The “e-health” market boosted by mobility

These developments further confirm the cardinal role played by cards in identifying patients and health professionals but equally in allowing them to access online services, whose development is also being accelerated by the mobile Internet. According to In-Stat, the “cloud computing” market in the health field should exceed a billion dollars in 2013, clearly driven by the explosion of mobility (40% of the market in medical communications).

According to ABI Research, the market for connected portable medical equipment (various types of sensors equipped with wireless or contactless modules) is expected to grow very steadily over the next 5 years (100 million units per year). E-health and m-health will therefore grow together with new families of connected devices (autonomous M2M or communicating with classic smartphones via NFC or Bluetooth).

Qualcomm in China has launched a major project to fight against cardiovascular disease with the use of smartphones connected to micro-electro-cardiogram sensors. Data are collected at a centre where 30 specialists work round the clock to analyse the data in real time and intervene in support of local doctors where necessary.

The market for M2M modules alone is, according to Sierra Wireless, still modest (some $9 million), but it should multiply by 10 over the next three years. With Positive ID, Sierra has developed secure modules to provide support for diabetics through monitoring levels of glucose in the blood.

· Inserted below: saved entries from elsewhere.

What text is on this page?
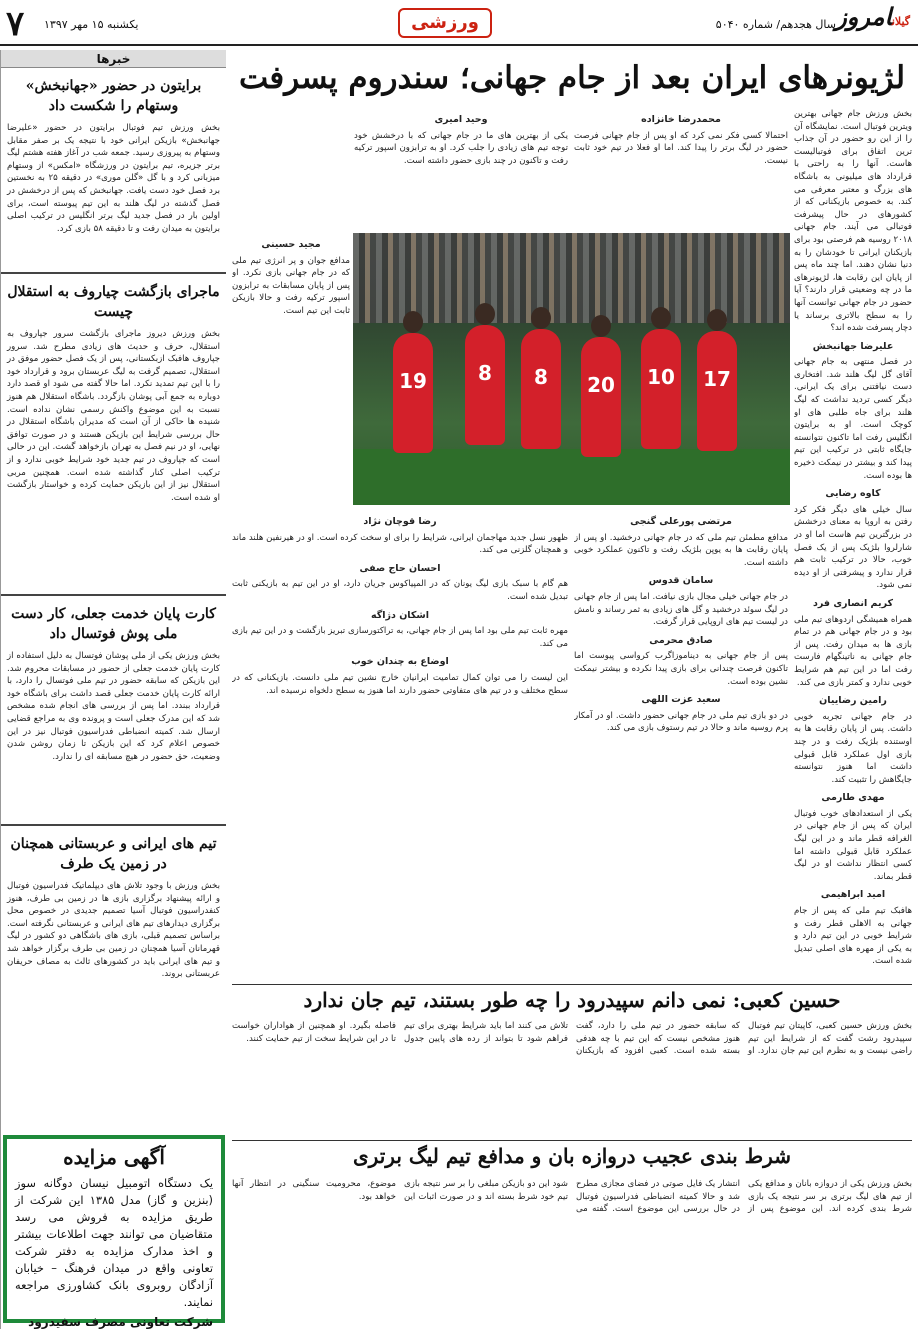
۷ یکشنبه ۱۵ مهر ۱۳۹۷	ورزشی	سال هجدهم/ شماره ۵۰۴۰	گیلانامروز
خبرها
برایتون در حضور «جهانبخش» وستهام را شکست داد
بخش ورزش تیم فوتبال برایتون در حضور «علیرضا جهانبخش» بازیکن ایرانی خود با نتیجه یک بر صفر مقابل وستهام به پیروزی رسید. جمعه شب در آغاز هفته هشتم لیگ برتر جزیره، تیم برایتون در ورزشگاه «امکس» از وستهام میزبانی کرد و با گل «گلن موری» در دقیقه ۲۵ به نخستین برد فصل خود دست یافت. جهانبخش که پس از درخشش در فصل گذشته در لیگ هلند به این تیم پیوسته است، برای اولین بار در فصل جدید لیگ برتر انگلیس در ترکیب اصلی برایتون به میدان رفت و تا دقیقه ۵۸ بازی کرد.
ماجرای بازگشت چیاروف به استقلال چیست
بخش ورزش دیروز ماجرای بازگشت سرور جپاروف به استقلال، حرف و حدیث های زیادی مطرح شد. سرور جپاروف هافبک ازبکستانی، پس از یک فصل حضور موفق در استقلال، تصمیم گرفت به لیگ عربستان برود و قرارداد خود را با این تیم تمدید نکرد. اما حالا گفته می شود او قصد دارد دوباره به جمع آبی پوشان بازگردد. باشگاه استقلال هم هنوز نسبت به این موضوع واکنش رسمی نشان نداده است. شنیده ها حاکی از آن است که مدیران باشگاه استقلال در حال بررسی شرایط این بازیکن هستند و در صورت توافق نهایی، او در نیم فصل به تهران بازخواهد گشت. این در حالی است که جپاروف در تیم جدید خود شرایط خوبی ندارد و از ترکیب اصلی کنار گذاشته شده است. همچنین مربی استقلال نیز از این بازیکن حمایت کرده و خواستار بازگشت او شده است.
کارت پایان خدمت جعلی، کار دست ملی پوش فوتسال داد
بخش ورزش یکی از ملی پوشان فوتسال به دلیل استفاده از کارت پایان خدمت جعلی از حضور در مسابقات محروم شد. این بازیکن که سابقه حضور در تیم ملی فوتسال را دارد، با ارائه کارت پایان خدمت جعلی قصد داشت برای باشگاه خود قرارداد ببندد. اما پس از بررسی های انجام شده مشخص شد که این مدرک جعلی است و پرونده وی به مراجع قضایی ارسال شد. کمیته انضباطی فدراسیون فوتبال نیز در این خصوص اعلام کرد که این بازیکن تا زمان روشن شدن وضعیت، حق حضور در هیچ مسابقه ای را ندارد.
تیم های ایرانی و عربستانی همچنان در زمین یک طرف
بخش ورزش با وجود تلاش های دیپلماتیک فدراسیون فوتبال و ارائه پیشنهاد برگزاری بازی ها در زمین بی طرف، هنوز کنفدراسیون فوتبال آسیا تصمیم جدیدی در خصوص محل برگزاری دیدارهای تیم های ایرانی و عربستانی نگرفته است. براساس تصمیم قبلی، بازی های باشگاهی دو کشور در لیگ قهرمانان آسیا همچنان در زمین بی طرف برگزار خواهد شد و تیم های ایرانی باید در کشورهای ثالث به مصاف حریفان عربستانی بروند.
آگهی مزایده
یک دستگاه اتومبیل نیسان دوگانه سوز (بنزین و گاز) مدل ۱۳۸۵ این شرکت از طریق مزایده به فروش می رسد متقاضیان می توانند جهت اطلاعات بیشتر و اخذ مدارک مزایده به دفتر شرکت تعاونی واقع در میدان فرهنگ – خیابان آزادگان روبروی بانک کشاورزی مراجعه نمایند.
شرکت تعاونی مصرف سفیدرود
لژیونرهای ایران بعد از جام جهانی؛ سندروم پسرفت

بخش ورزش جام جهانی بهترین ویترین فوتبال است. نمایشگاه آن را از این رو حضور در آن جذاب ترین اتفاق برای فوتبالیست هاست. آنها را به راحتی با قرارداد های میلیونی به باشگاه های بزرگ و معتبر معرفی می کند. به خصوص بازیکنانی که از کشورهای در حال پیشرفت فوتبالی می آیند. جام جهانی ۲۰۱۸ روسیه هم فرصتی بود برای بازیکنان ایرانی تا خودشان را به دنیا نشان دهند. اما چند ماه پس از پایان این رقابت ها، لژیونرهای ما در چه وضعیتی قرار دارند؟ آیا حضور در جام جهانی توانست آنها را به سطح بالاتری برساند یا دچار پسرفت شده اند؟

علیرضا جهانبخش

در فصل منتهی به جام جهانی آقای گل لیگ هلند شد. افتخاری دست نیافتنی برای یک ایرانی. دیگر کسی تردید نداشت که لیگ هلند برای جاه طلبی های او کوچک است. او به برایتون انگلیس رفت اما تاکنون نتوانسته جایگاه ثابتی در ترکیب این تیم پیدا کند و بیشتر در نیمکت ذخیره ها بوده است.

کاوه رضایی

سال خیلی های دیگر فکر کرد رفتن به اروپا به معنای درخشش در بزرگترین تیم هاست اما او در شارلروا بلژیک پس از یک فصل خوب، حالا در ترکیب ثابت هم قرار ندارد و پیشرفتی از او دیده نمی شود.

کریم انصاری فرد

همراه همیشگی اردوهای تیم ملی بود و در جام جهانی هم در تمام بازی ها به میدان رفت. پس از جام جهانی به ناتینگهام فارست رفت اما در این تیم هم شرایط خوبی ندارد و کمتر بازی می کند.

رامین رضاییان

در جام جهانی تجربه خوبی داشت. پس از پایان رقابت ها به اوستنده بلژیک رفت و در چند بازی اول عملکرد قابل قبولی داشت اما هنوز نتوانسته جایگاهش را تثبیت کند.

مهدی طارمی

یکی از استعدادهای خوب فوتبال ایران که پس از جام جهانی در الغرافه قطر ماند و در این لیگ عملکرد قابل قبولی داشته اما کسی انتظار نداشت او در لیگ قطر بماند.

امید ابراهیمی

هافبک تیم ملی که پس از جام جهانی به الاهلی قطر رفت و شرایط خوبی در این تیم دارد و به یکی از مهره های اصلی تبدیل شده است.

محمدرضا خانزاده

احتمالا کسی فکر نمی کرد که او پس از جام جهانی فرصت حضور در لیگ برتر را پیدا کند. اما او فعلا در تیم خود ثابت نیست.

وحید امیری

یکی از بهترین های ما در جام جهانی که با درخشش خود توجه تیم های زیادی را جلب کرد. او به ترابزون اسپور ترکیه رفت و تاکنون در چند بازی حضور داشته است.

19	8	8	20	10	17
مجید حسینی

مدافع جوان و پر انرژی تیم ملی که در جام جهانی بازی نکرد. او پس از پایان مسابقات به ترابزون اسپور ترکیه رفت و حالا بازیکن ثابت این تیم است.

مرتضی پورعلی گنجی

مدافع مطمئن تیم ملی که در جام جهانی درخشید. او پس از پایان رقابت ها به یوپن بلژیک رفت و تاکنون عملکرد خوبی داشته است.

سامان قدوس

در جام جهانی خیلی مجال بازی نیافت. اما پس از جام جهانی در لیگ سوئد درخشید و گل های زیادی به ثمر رساند و نامش در لیست تیم های اروپایی قرار گرفت.

صادق محرمی

پس از جام جهانی به دیناموزاگرب کرواسی پیوست اما تاکنون فرصت چندانی برای بازی پیدا نکرده و بیشتر نیمکت نشین بوده است.

سعید عزت اللهی

در دو بازی تیم ملی در جام جهانی حضور داشت. او در آمکار پرم روسیه ماند و حالا در تیم رستوف بازی می کند.

رضا قوچان نژاد

ظهور نسل جدید مهاجمان ایرانی، شرایط را برای او سخت کرده است. او در هیرنفین هلند ماند و همچنان گلزنی می کند.

احسان حاج صفی

هم گام با سبک بازی لیگ یونان که در المپیاکوس جریان دارد، او در این تیم به بازیکنی ثابت تبدیل شده است.

اشکان دژاگه

مهره ثابت تیم ملی بود اما پس از جام جهانی، به تراکتورسازی تبریز بازگشت و در این تیم بازی می کند.

اوضاع به چندان خوب

این لیست را می توان کمال تمامیت ایرانیان خارج نشین تیم ملی دانست. بازیکنانی که در سطح مختلف و در تیم های متفاوتی حضور دارند اما هنوز به سطح دلخواه نرسیده اند.

حسین کعبی: نمی دانم سپیدرود را چه طور بستند، تیم جان ندارد
بخش ورزش حسین کعبی، کاپیتان تیم فوتبال سپیدرود رشت گفت که از شرایط این تیم راضی نیست و به نظرم این تیم جان ندارد. او که سابقه حضور در تیم ملی را دارد، گفت هنوز مشخص نیست که این تیم با چه هدفی بسته شده است. کعبی افزود که بازیکنان تلاش می کنند اما باید شرایط بهتری برای تیم فراهم شود تا بتواند از رده های پایین جدول فاصله بگیرد. او همچنین از هواداران خواست تا در این شرایط سخت از تیم حمایت کنند.
شرط بندی عجیب دروازه بان و مدافع تیم لیگ برتری
بخش ورزش یکی از دروازه بانان و مدافع یکی از تیم های لیگ برتری بر سر نتیجه یک بازی شرط بندی کرده اند. این موضوع پس از انتشار یک فایل صوتی در فضای مجازی مطرح شد و حالا کمیته انضباطی فدراسیون فوتبال در حال بررسی این موضوع است. گفته می شود این دو بازیکن مبلغی را بر سر نتیجه بازی تیم خود شرط بسته اند و در صورت اثبات این موضوع، محرومیت سنگینی در انتظار آنها خواهد بود.
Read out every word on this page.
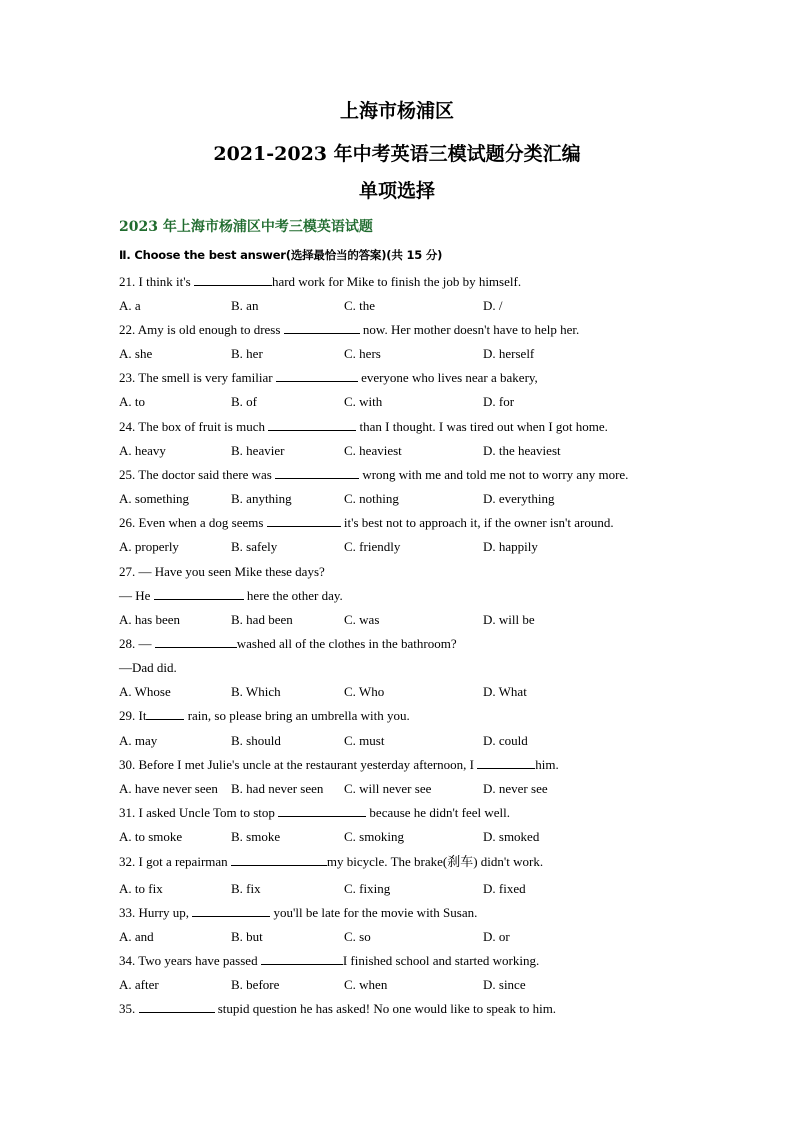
上海市杨浦区
2021-2023 年中考英语三模试题分类汇编
单项选择
2023 年上海市杨浦区中考三模英语试题
Ⅱ. Choose the best answer(选择最恰当的答案)(共 15 分)
21. I think it's	hard work for Mike to finish the job by himself.
A. a	B. an	C. the	D. /
22. Amy is old enough to dress	now. Her mother doesn't have to help her.
A. she	B. her	C. hers	D. herself
23. The smell is very familiar	everyone who lives near a bakery,
A. to	B. of	C. with	D. for
24. The box of fruit is much	than I thought. I was tired out when I got home.
A. heavy	B. heavier	C. heaviest	D. the heaviest
25. The doctor said there was	wrong with me and told me not to worry any more.
A. something	B. anything	C. nothing	D. everything
26. Even when a dog seems	it's best not to approach it, if the owner isn't around.
A. properly	B. safely	C. friendly	D. happily
27. — Have you seen Mike these days?
— He	here the other day.
A. has been	B. had been	C. was	D. will be
28. —	washed all of the clothes in the bathroom?
—Dad did.
A. Whose	B. Which	C. Who	D. What
29. It	rain, so please bring an umbrella with you.
A. may	B. should	C. must	D. could
30. Before I met Julie's uncle at the restaurant yesterday afternoon, I	him.
A. have never seen B. had never seen C. will never see	D. never see
31. I asked Uncle Tom to stop	because he didn't feel well.
A. to smoke	B. smoke	C. smoking	D. smoked
32. I got a repairman	my bicycle. The brake(刹车) didn't work.
A. to fix	B. fix	C. fixing	D. fixed
33. Hurry up,	you'll be late for the movie with Susan.
A. and	B. but	C. so	D. or
34. Two years have passed	I finished school and started working.
A. after	B. before	C. when	D. since
35.	stupid question he has asked! No one would like to speak to him.
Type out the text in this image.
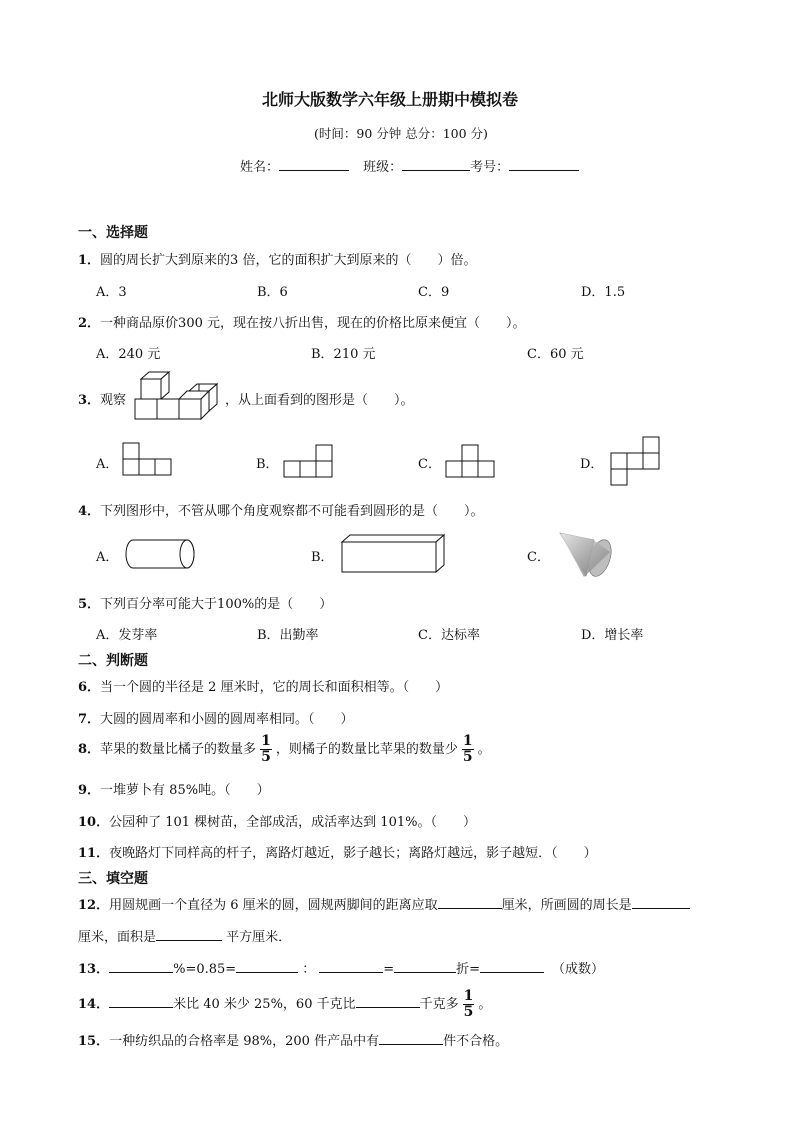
北师大版数学六年级上册期中模拟卷
(时间：90 分钟 总分：100 分)
姓名：	班级：	考号：
一、选择题
1．圆的周长扩大到原来的3 倍，它的面积扩大到原来的（　　）倍。
A．3	B．6	C．9	D．1.5
2．一种商品原价300 元，现在按八折出售，现在的价格比原来便宜（　　）。
A．240 元	B．210 元	C．60 元
3．观察	，从上面看到的图形是（　　）。
A．	B．	C．	D．
4．下列图形中，不管从哪个角度观察都不可能看到圆形的是（　　）。
A．	B．	C．
5．下列百分率可能大于100%的是（　　）
A．发芽率	B．出勤率	C．达标率	D．增长率
二、判断题
6．当一个圆的半径是 2 厘米时，它的周长和面积相等。（　　）
7．大圆的圆周率和小圆的圆周率相同。（　　）
8．苹果的数量比橘子的数量多 $\frac{1}{5}$ ，则橘子的数量比苹果的数量少 $\frac{1}{5}$ 。
9．一堆萝卜有 85%吨。（　　）
10．公园种了 101 棵树苗，全部成活，成活率达到 101%。（　　）
11．夜晚路灯下同样高的杆子，离路灯越近，影子越长；离路灯越远，影子越短．（　　）
三、填空题
12．用圆规画一个直径为 6 厘米的圆，圆规两脚间的距离应取	厘米，所画圆的周长是
厘米，面积是	平方厘米．
13．	%=0.85=	：	=	折=	（成数）
14．	米比 40 米少 25%，60 千克比	千克多 $\frac{1}{5}$ 。
15．一种纺织品的合格率是 98%，200 件产品中有	件不合格。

With Aerotel, Cinterion has developed a system capable of modulating in real-time the flow of air sent to people suffering from sleep apnoea. The company has also developed M2M modules with TZ Medical in order to remotely monitor problems of cardiac arrhythmia in real-time.

The first applications of NFC technology appeared some months ago in the U.S. with the launch by the company iMPack of a system “tracking” the quality of sleep, allowing a clock to transmit data collected during the night to the Nokia C7 NFC smartphone. It uses an embedded application to generate an initial result, which can then be transmitted to a physician.